Ein gemeinsames Staatsverständnis gibt es bei den meisten – besonders den national ausgerichteten – Parteien bis heute kaum und ist in den unterschiedlichen Volksgruppen auch nur rudimentär ausgeprägt. Dementsprechend präsentieren sich fast alle Regierungsparteien als nationalistische Schutzmächte der eigenen ethnischen Gruppe. Schutzmächte, ohne die das jeweilige Volk nicht überleben könne. Politische Gegner gibt es nicht – wohl aber ausreichend politische Feinde.

In Bosnien Herzegowina wird also gewählt. Wie vor vier Jahren und wie vor acht Jahren auch schon. Und wie Jahre zuvor – seit dem Ende des Bosnienkrieges. Aber – wird sich etwas ändern? 86 Prozent der bosnischen Bürger glauben, dass sich ihr Land in die falsche Richtung entwickle. Laut Aussagen der Weltbank hat BuH die weltweit höchste Jugendarbeitslosigkeit. Sie liegt bei 67,5 Prozent. Die Jungen – und nicht nur sie – verlassen das Land. Legal mit Arbeitsvisa, legal ohne Arbeitsvisa auf Kreuzfahrschiffe oder in Urlaubsressorts, mit doppelter Staatsbürgerschaft (bosnische Kroaten) oder eben illegal. Sie gehen, weil das Land sie nicht braucht. Jedenfalls fühlen sie nicht, dass sie gebraucht werden, dass sie mitgestalten können und sollen.
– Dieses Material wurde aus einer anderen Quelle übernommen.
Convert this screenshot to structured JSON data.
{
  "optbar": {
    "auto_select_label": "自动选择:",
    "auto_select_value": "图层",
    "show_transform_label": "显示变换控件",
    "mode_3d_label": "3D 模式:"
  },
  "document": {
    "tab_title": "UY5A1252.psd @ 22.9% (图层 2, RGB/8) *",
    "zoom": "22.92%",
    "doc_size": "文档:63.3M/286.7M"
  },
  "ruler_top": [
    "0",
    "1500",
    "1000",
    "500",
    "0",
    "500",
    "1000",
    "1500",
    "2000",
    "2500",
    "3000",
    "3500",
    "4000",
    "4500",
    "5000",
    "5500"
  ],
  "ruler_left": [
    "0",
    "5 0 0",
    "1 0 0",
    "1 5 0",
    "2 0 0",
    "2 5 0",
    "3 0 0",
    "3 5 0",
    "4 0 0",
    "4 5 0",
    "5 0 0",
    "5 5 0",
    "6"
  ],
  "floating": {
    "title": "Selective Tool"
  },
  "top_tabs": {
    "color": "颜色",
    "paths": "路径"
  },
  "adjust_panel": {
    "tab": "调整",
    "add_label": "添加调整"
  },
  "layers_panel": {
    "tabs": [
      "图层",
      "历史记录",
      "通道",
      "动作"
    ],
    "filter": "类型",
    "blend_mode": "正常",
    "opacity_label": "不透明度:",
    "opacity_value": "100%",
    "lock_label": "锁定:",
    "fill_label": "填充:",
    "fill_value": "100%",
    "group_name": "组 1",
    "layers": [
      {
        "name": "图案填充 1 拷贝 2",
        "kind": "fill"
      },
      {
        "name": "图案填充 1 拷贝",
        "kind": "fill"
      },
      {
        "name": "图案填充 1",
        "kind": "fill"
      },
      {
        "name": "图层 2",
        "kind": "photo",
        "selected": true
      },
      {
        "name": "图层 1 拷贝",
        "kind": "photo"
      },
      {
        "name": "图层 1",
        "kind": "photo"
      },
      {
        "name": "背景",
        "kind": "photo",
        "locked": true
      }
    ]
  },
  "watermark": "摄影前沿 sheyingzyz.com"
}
Resignation weicht der Hoffnung, die längst zur Stagnation in allen Teilen der Gesellschaft geführt hat. Zementiert spätestens seit der Abgabe des Antrages auf Mitgliedschaft in der EU im Februar 2016. Wenige Tage danach begann der Rückzug – die schleichende Stagnation. Von Oktober 2014 bis Februar 2016 – fast 18 Monate dauerte das euphorische Gefühl im Land, befreit zu sein. Befreit von lähmender Blockade, 20 Jahre Stillstand und Reformunwillen. Der bosnische Dornröschenschlaf schien beendet. Die deutsch-britische Initiative hatte Weichen gestellt, die national und international kaum mehr für möglich gehalten worden waren. Aus dieser Initiative wurde eine gesamteuropäische. Mit viel gutem Willen, viel Unterstützung, sehr viel Geduld und sehr viel Hilfe. Doch die Partikularinteressen der handelnden Politiker im Land dominierten über den allgemeinen Interessen. Der Rest ist Geschichte. Ende Februar 2018 wurde mit reichlicher Verspätung der Fragekatalog abgegeben, der über kurz oder lang den Kandidatenstatus bringen soll. Da stand das Land schon den sechsten Monat im Vorwahlkampf.

Änderung des Wahlgesetzes

Auch für diese Wahlen ist es nicht gelungen, das Wahlgesetzt zu reformieren. Eine maßgebliche Bedingung auf dem Weg zur EU-Mitgliedschaft. Das Verfassungsgericht BuH hatte eine Frist bis Anfang Mai gegeben, die ungenutzt verstrich. Die stärkste kroatische Partei im Land, die HDZBiH, bestand auf ihren eigenen Vorschlag, weil sie in den Entwürfen der anderen die Möglichkeit herauslas, mit deren Stimmen auch kroatische Vertreter auf allen Ebenen der Entitäten und des Staats wählen zu können. Pro-bosnisch orientierte Parteien, allen voran die SDA, mutmaßten hinter dem Vorschlag der HDZBiH indes einen weiteren Schritt zur Schaffung einer dritten Entität. Trotz der Tatsache, dass sowohl die Venedig-Kommission, als auch die Europäische Volkspartei (EVP) und mehrere demokratische Institutionen, die sich mit den Wahlen und der Änderung des Wahlgesetzes in BuH befassten, den Vorschlag, den die pro-bosnischen Parteien eingebracht hatten, als progressiv bezeichneten, lehnte die HDZBiH ab.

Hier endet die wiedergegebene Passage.